The default imputation methods are chosen based on the class of each of the incomplete variables, distinguishing between numeric, factor with two levels, unordered factor with >2 levels and ordered factor with >2 levels. When a continuous incomplete variable has only two different values it is assumed to be binary and its coding and default imputation model will be changed accordingly. This behavior can be overwritten when the imputation method for that variable is specified directly by the user. Variables of type `logical` are automatically be converted to unordered factors. Contrary to base R behavior, dummy coding (i.e., contr.treatment contrasts) are used for ordered factors in any linear predictor.

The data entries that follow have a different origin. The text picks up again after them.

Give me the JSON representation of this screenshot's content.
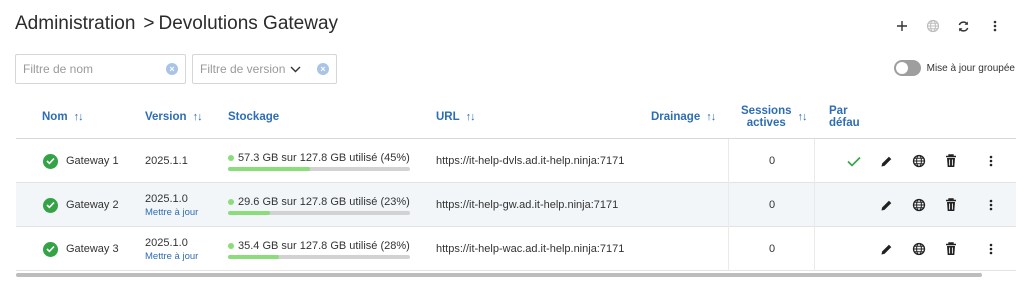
{
  "breadcrumb": {
    "root": "Administration",
    "separator": ">",
    "current": "Devolutions Gateway"
  },
  "toolbar": {
    "add_icon": "plus-icon",
    "globe_icon": "globe-icon",
    "refresh_icon": "refresh-icon",
    "more_icon": "more-vertical-icon"
  },
  "filters": {
    "name_placeholder": "Filtre de nom",
    "version_placeholder": "Filtre de version",
    "clear_symbol": "×"
  },
  "group_update": {
    "label": "Mise à jour groupée",
    "enabled": false
  },
  "table": {
    "headers": {
      "name": "Nom",
      "version": "Version",
      "storage": "Stockage",
      "url": "URL",
      "drain": "Drainage",
      "sessions_line1": "Sessions",
      "sessions_line2": "actives",
      "default_line1": "Par",
      "default_line2": "défau",
      "sort_name": "↑↓",
      "sort_other": "↑↓"
    },
    "rows": [
      {
        "name": "Gateway 1",
        "version": "2025.1.1",
        "update_link": "",
        "storage": "57.3 GB sur 127.8 GB utilisé (45%)",
        "storage_pct": 45,
        "url": "https://it-help-dvls.ad.it-help.ninja:7171",
        "sessions": "0",
        "is_default": true
      },
      {
        "name": "Gateway 2",
        "version": "2025.1.0",
        "update_link": "Mettre à jour",
        "storage": "29.6 GB sur 127.8 GB utilisé (23%)",
        "storage_pct": 23,
        "url": "https://it-help-gw.ad.it-help.ninja:7171",
        "sessions": "0",
        "is_default": false
      },
      {
        "name": "Gateway 3",
        "version": "2025.1.0",
        "update_link": "Mettre à jour",
        "storage": "35.4 GB sur 127.8 GB utilisé (28%)",
        "storage_pct": 28,
        "url": "https://it-help-wac.ad.it-help.ninja:7171",
        "sessions": "0",
        "is_default": false
      }
    ]
  },
  "colors": {
    "accent": "#2e6db4",
    "status_ok": "#33a346",
    "storage_fill": "#8bdc7a"
  }
}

However, since the order of levels in an ordered factor contains information relevant to the imputation of missing values, it is important that incomplete ordinal variables are coded as such.

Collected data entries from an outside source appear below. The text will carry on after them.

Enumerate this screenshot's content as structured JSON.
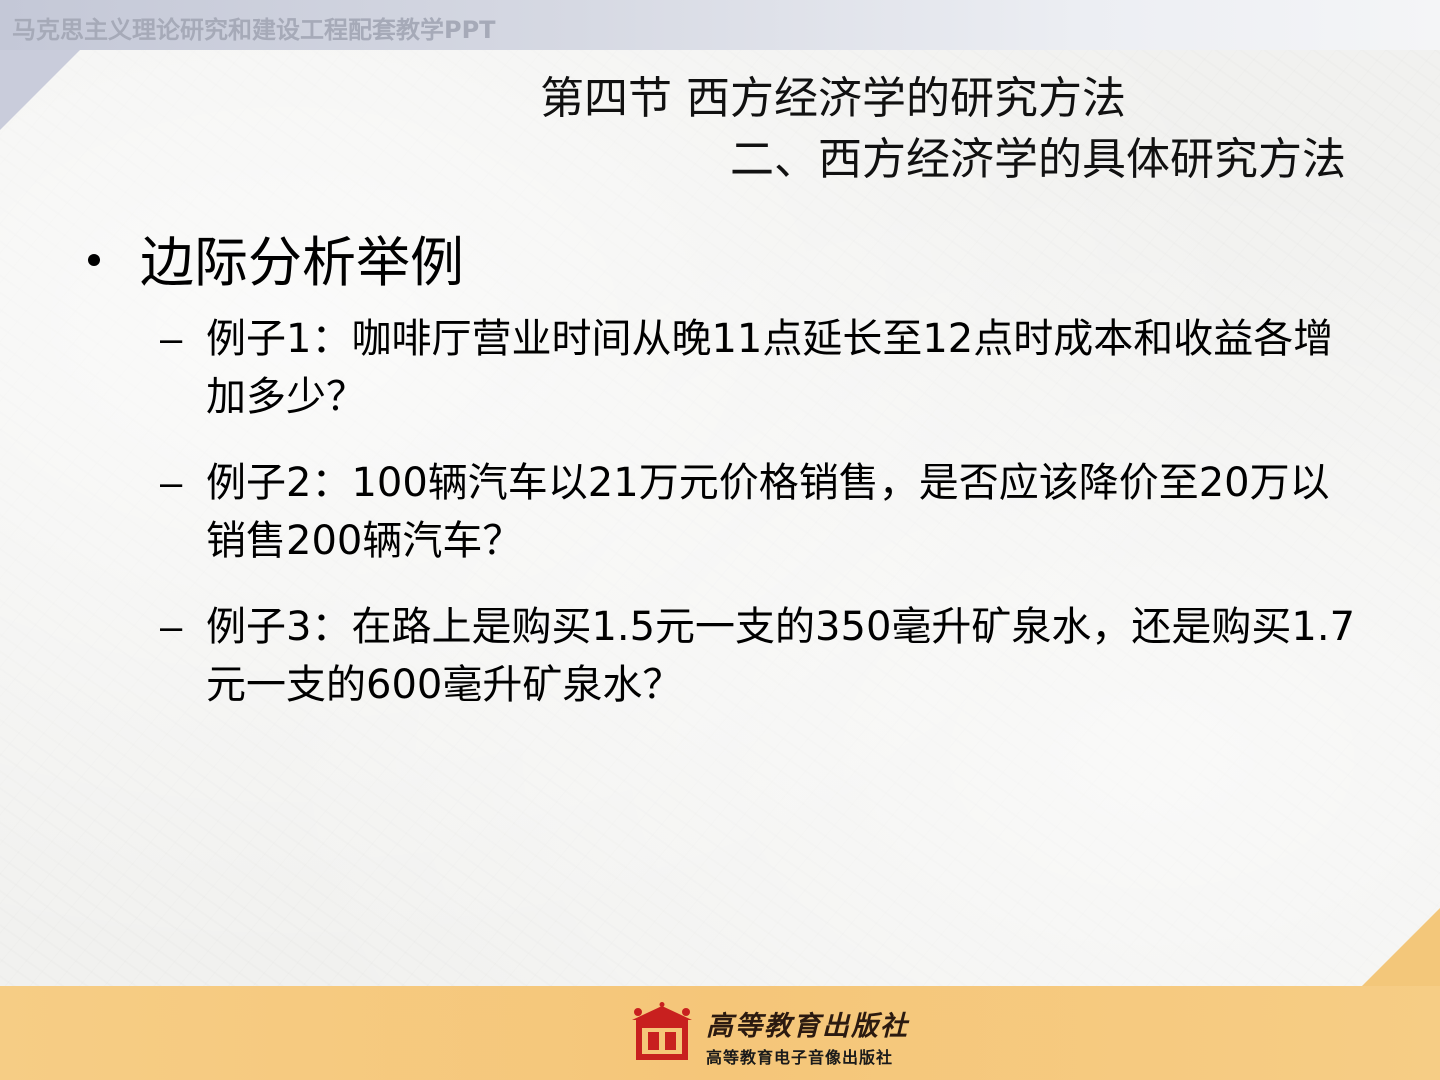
{
  "header": {
    "course_text": "马克思主义理论研究和建设工程配套教学PPT"
  },
  "titles": {
    "section": "第四节  西方经济学的研究方法",
    "subsection": "二、西方经济学的具体研究方法"
  },
  "main_bullet": "边际分析举例",
  "sub_items": [
    {
      "dash": "–",
      "text": "例子1：咖啡厅营业时间从晚11点延长至12点时成本和收益各增加多少？"
    },
    {
      "dash": "–",
      "text": "例子2：100辆汽车以21万元价格销售，是否应该降价至20万以销售200辆汽车？"
    },
    {
      "dash": "–",
      "text": "例子3：在路上是购买1.5元一支的350毫升矿泉水，还是购买1.7元一支的600毫升矿泉水？"
    }
  ],
  "footer": {
    "publisher_calligraphy": "高等教育出版社",
    "publisher_sub": "高等教育电子音像出版社",
    "logo_icon": "publisher-seal-icon"
  },
  "colors": {
    "top_band": "#c4c8d7",
    "footer_band": "#f5c679",
    "logo_red": "#c8201f"
  }
}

Non-linear effects and transformation of variables:

JointAI handles non-linear effects, transformation of covariates and interactions the following way: When, for instance, the model formula contains the function log(x) and x has missing values, x will be imputed and used in the linear predictor of models for other incomplete variables, i.e., it is assumed that the other variables have a linear association with x but not with log(x). The log() of the observed and imputed values of x is calculated and used in the linear predictor of the analysis model. If, instead of using log(x) in the model formula a pre-calculated variable logx would be used instead, this variable is imputed directly and used in the linear predictors of all models, implying that other incomplete variables that have logx in their linear predictors have a linear association with logx but not with x. When different transformations of the same incomplete variable are used in one model it is strongly discouraged to calculate these transformations beforehand and supply them as different variables. If, for example, a model formula contains both x and x2 (where x2 = x^2), they are treated as separate variables and imputed with separate models. Imputed values of x2 are thus not equal to the square of imputed values of x. Instead, x + I(x^2) should be used in the model formula. Then, only x is imputed and used in the linear predictor of models for other incomplete variables, and x^2 is calculated from the imputed values of x internally. The same applies to interactions involving incomplete variables.

Not (yet) possible:

  • multiple nesting levels of random effects (nested or crossed)

  • prediction (using predict) conditional on random effects

  • the use of splines for incomplete variables

  • the use of pspline, frailty, cluster or strata in survival models

  • left censored or interval censored data

See also

Examples

# Example 1: Linear regression with incomplete covariates mod1 <- lm_imp(y~C1 + C2 + M2, data = wideDF, n.iter = 100)
#> This is new software. Please report any bugs to the package maintainer.
# Example 2: Logistic regression with incomplete covariats mod2 <- glm_imp(B1 ~ C1 + C2 + M2, data = wideDF, family = binomial(link = "logit"), n.iter = 100)
#> This is new software. Please report any bugs to the package maintainer.
# Example 3: Linear mixed model with incomplete covariates mod3 <- lme_imp(y ~ C1 + B2 + c1 + time, random = ~ time|id, data = longDF, n.iter = 500)
#> This is new software. Please report any bugs to the package maintainer.